Hayden , my 13-year old, told me this morning that he wants to be a Yes Man!

“Yes! I like that! I want to be a Yes Woman!” I said. I want to say Yes to each and every day.

Even if I have to take my life in a totally different direction than what is offered, I want to accept every offer!  And say Yes!

Like most great life lessons, I learned this one doing improv comedy.

I was a part of the CBGB Gallery Improv company. Back in the early 90s, when CBGB existed, we performed improv every Wednesday night at the gallery next to the club. I met some of my best friends and comedy partners there.Our fearless leader –Karen Kristal  — would tell us, “Go for the truth. Don’t go for the Laff!” She would say laugh like that — like Laaaaffff, like an English person, although I’m pretty sure she was a New Yorker (New Yawka!).

We would say Yes, Yes, Yes to her. And then when the audience showed up and the lights went up, we’d go for the laugh.

That is the catch to being a Yes Person. You have to follow it up with some action.

I’ve learned this with my son, the Yes Man.

“Time for bed! Get off the computer!”

“Yes Mom!” And then, he doesn’t leave Facebook.

“Will you please help me clean this kitchen?”
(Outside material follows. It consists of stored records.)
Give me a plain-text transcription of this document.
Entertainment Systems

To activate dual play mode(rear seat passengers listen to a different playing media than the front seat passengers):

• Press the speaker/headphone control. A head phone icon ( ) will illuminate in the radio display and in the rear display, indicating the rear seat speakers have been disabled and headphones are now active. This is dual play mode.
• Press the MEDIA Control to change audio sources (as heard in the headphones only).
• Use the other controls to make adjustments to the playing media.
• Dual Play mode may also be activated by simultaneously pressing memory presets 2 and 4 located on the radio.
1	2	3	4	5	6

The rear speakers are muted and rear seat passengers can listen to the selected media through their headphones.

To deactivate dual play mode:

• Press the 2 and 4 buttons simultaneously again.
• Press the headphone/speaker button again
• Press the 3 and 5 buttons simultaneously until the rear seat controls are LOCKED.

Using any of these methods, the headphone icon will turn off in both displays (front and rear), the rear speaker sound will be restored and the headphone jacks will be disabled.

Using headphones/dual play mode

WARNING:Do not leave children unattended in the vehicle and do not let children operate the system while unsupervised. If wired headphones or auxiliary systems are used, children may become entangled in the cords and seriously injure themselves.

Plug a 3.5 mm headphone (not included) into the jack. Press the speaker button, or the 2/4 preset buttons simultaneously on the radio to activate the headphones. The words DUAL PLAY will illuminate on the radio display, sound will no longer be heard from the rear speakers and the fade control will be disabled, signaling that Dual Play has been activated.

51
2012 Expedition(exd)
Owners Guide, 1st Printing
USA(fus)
“Yes Mom.” And then he never shows. Never turns off the XBox. At this point in the conversation, I would like to go for a laugh, but I have to go for the truth.

The truth is not as fun or as easy as the laugh. The truth, though, can lead to the laugh. (The laugh can lead to the truth.)

Either way, start by accepting the offer. Rule Number One in improv? Accept every offer. Say Yes!